All three networks previewed the Capitol Hill testimony on Iraq by Gen David Petraeus and Amb Ryan Crocker. NBC had Jim Miklaszewski file from the Pentagon where he concentrated on troop levels: "Petraeus wants to keep some 140,000 American forces in Iraq at least through the Presidential election in November." In Baghdad's Green Zone, ABC's Miguel Marquez (embargoed link) looked at the "huge spike" in mortar and rocket attacks in the last month: "Many wonder if the increased attacks have been timed to coincide" with the Petraeus testimony.
On CBS, Lara Logan looked at Iraqi politics in the wake of the failure of Prime Minister Nouri al-Maliki to pacify Basra. Now al-Maliki has threatened to disqualify the political opposition led by Muqtada al-Sadr from upcoming provincial elections. "On the streets of Sadr City," al-Sadr's power base, "the prime minister has never been more unpopular." Logan showed posters in Arabic with the slogan al-Maliki! Your Punishment will be in Hell. "He is widely seen as the loser in the fight against al-Sadr's followers."
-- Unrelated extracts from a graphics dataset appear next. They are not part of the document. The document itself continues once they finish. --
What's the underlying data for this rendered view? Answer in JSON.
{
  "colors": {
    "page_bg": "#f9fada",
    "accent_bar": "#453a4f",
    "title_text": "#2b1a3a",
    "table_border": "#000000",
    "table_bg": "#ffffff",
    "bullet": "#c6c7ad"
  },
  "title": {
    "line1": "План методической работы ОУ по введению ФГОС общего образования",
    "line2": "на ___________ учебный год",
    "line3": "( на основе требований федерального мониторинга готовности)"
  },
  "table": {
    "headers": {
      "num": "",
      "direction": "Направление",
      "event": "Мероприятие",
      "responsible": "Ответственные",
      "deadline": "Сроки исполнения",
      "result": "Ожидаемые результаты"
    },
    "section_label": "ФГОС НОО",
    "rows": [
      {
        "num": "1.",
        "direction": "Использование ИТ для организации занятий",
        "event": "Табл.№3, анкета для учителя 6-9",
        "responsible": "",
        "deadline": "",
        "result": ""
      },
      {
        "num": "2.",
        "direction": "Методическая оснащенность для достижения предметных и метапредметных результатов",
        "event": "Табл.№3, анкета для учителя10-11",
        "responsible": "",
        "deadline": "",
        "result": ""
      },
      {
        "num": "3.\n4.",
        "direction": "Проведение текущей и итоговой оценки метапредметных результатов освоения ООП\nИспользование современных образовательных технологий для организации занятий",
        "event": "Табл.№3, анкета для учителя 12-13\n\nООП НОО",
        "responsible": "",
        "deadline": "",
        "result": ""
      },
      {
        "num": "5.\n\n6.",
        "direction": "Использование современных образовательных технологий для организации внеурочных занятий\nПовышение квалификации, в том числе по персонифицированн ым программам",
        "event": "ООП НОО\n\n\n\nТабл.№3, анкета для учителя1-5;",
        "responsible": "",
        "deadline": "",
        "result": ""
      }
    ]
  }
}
Rounding out the day's Iraq coverage, Richard Engel returned to the Alwiya Orphanage in Baghdad for NBC's In Depth. He updated us on the Hussein sisters--Marwa, Aliya and Sora--he first profiled two years ago after their parents were murdered in front of their eyes. Aliya and Sora are still there; Marwa, now 15 years old, has had to move on: "Since she left, men have been trying to marry her. Marwa had three proposals in the last month and turned them down. 'I do not want to marry; school is more important,' she said. Marwa still wants to be an engineer like her father. Now she wears a veil and is guarded."